Transcription de l'échange télévisée
Grégoire Favet : Quelques remarques à présent sur les enjeux en termes d'investissement et de marché avec Kevin Le Nouail, directeur des investissements chez Avant-Garde Family Office. Bonjour et bienvenue, Kevin. Bonjour ! Merci beaucoup d'être avec nous. Oh, pour des commentaires assez libres sur ce début d'année. Je l'ai décrit, je le décris depuis plusieurs jours maintenant. Je ne cache pas effectivement un certain enthousiasme de voir un rattrapage et une décompression de la prime de risque spectaculaire sur l'Europe.
Kevin Le Nouail : Commentaire assez libre ?
Grégoire Favet : Oui, très libre !
Kevin Le Nouail : Mais on ne va pas bouder ce début d'année et très clairement, je suis convaincu que nos clients sont toujours heureux de nous avoir au téléphone. Ils le sont en effet, d'autant plus avec des portefeuilles à ces niveaux-là. Donc on ne boude absolument pas ça. Le commentaire libre se noircit quelque peu, ou en tout cas se restreint quelque peu quand on quitte, en effet, ce Goldy Lock dont vous parlez parfaitement, il nous semble malgré tout que nous poursuivons plutôt une tendance de fin d'année plutôt que d'en créer une nouvelle. Et ça, ça m'interpelle dans le sens où aujourd'hui, si on considère que la tendance lourde et la reprise qu'on a sentie en fin d'année, qui a très bien été évoquée, si elle n'a pas été modifiée, on n'a pas, nous-mêmes, de volonté dans ce cas-là, de changer notre processus d'investissement. Vous parlez de procédure de rattrapage sur certains titres, c'est très heureux. Il n'empêche qu'on n'a pas modifié, nous, notre positionnement qui est un positionnement, de regarder l'effet macro, ça a été là aussi évoqué, qui ont été relativement peu modifiés eux-mêmes.
On parle d'inflation, évidemment, de recul, d'inflation. C'est un sujet qu'on a déjà évoqué ensemble et que de nombreux analystes avaient déjà abordé ensemble depuis la fin de l'année dernière. Donc la bascule 2022-2023 aujourd'hui apporte relativement peu de choses. C'est très heureux de voir cette inflation enfin refluer. On reste tout de même méfiant de certains niveaux, on parle de réouverture chinoise, etc. pour le S2 donc, on reste relativement méfiant de ce côté-là. La crise énergétique, de la même manière, avait été évoquée, à mon avis, avec une tendance à la baisse. Globalement, à partir du mois de septembre-octobre, on commençait à analyser les niveaux de stockage, etc. Il nous semblait que l'effet pénurie était quand même relativement peu probable et c'est heureux. Nous avons, en plus, de la chance avec le climat, même si on peut revenir sur les effets.
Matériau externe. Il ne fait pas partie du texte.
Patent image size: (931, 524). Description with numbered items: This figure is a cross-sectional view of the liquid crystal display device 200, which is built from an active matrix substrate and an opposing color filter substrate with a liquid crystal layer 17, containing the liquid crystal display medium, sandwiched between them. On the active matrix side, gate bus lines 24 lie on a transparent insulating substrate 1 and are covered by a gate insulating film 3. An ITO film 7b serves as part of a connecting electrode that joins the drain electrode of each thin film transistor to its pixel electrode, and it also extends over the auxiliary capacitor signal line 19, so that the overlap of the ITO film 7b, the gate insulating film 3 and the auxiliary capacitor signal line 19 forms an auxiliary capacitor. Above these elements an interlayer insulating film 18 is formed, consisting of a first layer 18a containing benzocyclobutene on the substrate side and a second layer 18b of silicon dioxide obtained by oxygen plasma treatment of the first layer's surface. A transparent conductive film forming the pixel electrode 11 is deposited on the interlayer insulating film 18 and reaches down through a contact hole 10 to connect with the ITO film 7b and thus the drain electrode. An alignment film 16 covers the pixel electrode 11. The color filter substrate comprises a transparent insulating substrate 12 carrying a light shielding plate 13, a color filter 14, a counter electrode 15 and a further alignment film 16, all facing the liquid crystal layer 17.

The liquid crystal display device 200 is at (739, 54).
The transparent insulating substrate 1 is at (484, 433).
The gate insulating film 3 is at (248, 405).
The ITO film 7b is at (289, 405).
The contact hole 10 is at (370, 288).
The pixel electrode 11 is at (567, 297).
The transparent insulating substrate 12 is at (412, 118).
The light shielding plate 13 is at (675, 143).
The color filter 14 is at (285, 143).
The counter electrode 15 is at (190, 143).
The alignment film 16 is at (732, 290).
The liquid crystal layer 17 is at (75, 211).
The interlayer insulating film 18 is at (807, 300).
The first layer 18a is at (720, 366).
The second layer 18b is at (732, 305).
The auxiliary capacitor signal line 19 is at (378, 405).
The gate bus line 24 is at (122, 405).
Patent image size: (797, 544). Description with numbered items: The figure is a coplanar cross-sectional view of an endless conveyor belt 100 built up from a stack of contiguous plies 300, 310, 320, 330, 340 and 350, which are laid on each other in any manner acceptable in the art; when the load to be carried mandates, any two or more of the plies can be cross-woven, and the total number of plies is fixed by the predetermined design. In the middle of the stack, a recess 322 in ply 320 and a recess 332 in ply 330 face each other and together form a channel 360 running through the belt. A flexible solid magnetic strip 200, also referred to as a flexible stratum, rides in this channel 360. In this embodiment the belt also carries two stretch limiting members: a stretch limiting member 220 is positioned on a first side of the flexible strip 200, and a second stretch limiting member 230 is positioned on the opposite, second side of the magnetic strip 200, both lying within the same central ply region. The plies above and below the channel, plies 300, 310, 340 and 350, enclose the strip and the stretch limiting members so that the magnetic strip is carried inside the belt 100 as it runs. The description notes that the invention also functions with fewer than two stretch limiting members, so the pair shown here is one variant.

Et puis enfin, on évoque évidemment le grand sujet du moment qui est la récession. La récession n'aura pas lieu en zone euro. J'en suis absolument ravi.
On continue malgré tout, nous, d'avoir un environnement qui est plutôt un environnement de soft landing. Je serais très heureux de voir que Goldman Sachs passe en indicateurs avancés. Il n'empêche que ce n'est pas le cas. Lorsqu'on regarde les indicateurs avancés, ils sont toujours en territoire récessif. On peut évoquer éventuellement un redémarrage, mais que ce soit les conditions de crédit, la construction, les nouvelles commandes, on reste aujourd'hui plutôt sur un atterrissage qu'un réel redémarrage. Donc beaucoup de prudence de ce côté-là et des portefeuilles teintés, non pas de prudence ou de conservatisme, mais on ne va pas surexposer en tout cas les valeurs actions.
Grégoire Favet : Sur ce rattrapage-là, j'entends. Oui, alors le marché va très vite, effectivement, dans l'anticipation, le phénomène de décompression, de prime, de risque, c'est assez spectaculaire. Vous dites qu'il y aura un moment une forme de reality check, de rappel à l'ordre. On ne va pas évidemment boucler une année 2023 au rythme auquel on a commencé, enfin en tout cas avec des performances telles qu'on peut les observer depuis dix jours de bourse à peine. Comment voyez-vous se mettre en place cette forme de rappel à l'ordre ? D'où pourrait venir ce rappel à l'ordre ?
Kevin Le Nouail : On a du mal à voir spécifiquement d'où il pourrait venir, mais peut-être que l'acteur prépondérant qu'on a tendance à oublier avec cette euphorie, peut-être de début d'année, c'était celui de 2022. Si on exclut la géopolitique, ça reste les banques centrales. Or, de ce point de vue-là, les banques centrales, aujourd'hui, je m'arrête encore sur le dernier élément de décembre, on reste sur des discours qui sont des discours malgré tout assez fermes. Et de ce point de vue-là, quand on regarde les anticipations, les probabilités implicites ou les décisions de la Fed, on se retrouve toujours avec des baisses de taux en 2023, ça, on n'y croit pas. Donc, on est assez curieux de voir éventuellement les prochaines déclarations et les prochaines conférences. Parce que de ce point de vue-là, pour moi, le rattrapage va venir. Donc, typiquement, aujourd'hui, quand on voit des rattrapages de valeur de croissance sans regarder encore une fois les effets macro, on regarde les effets de valorisation. Les valorisations pour certaines sont encore assez tendues, même si on a eu un retrait évidemment. Et donc, de ce point de vue là, ça ne nous incite pas, de notre côté, à y retourner.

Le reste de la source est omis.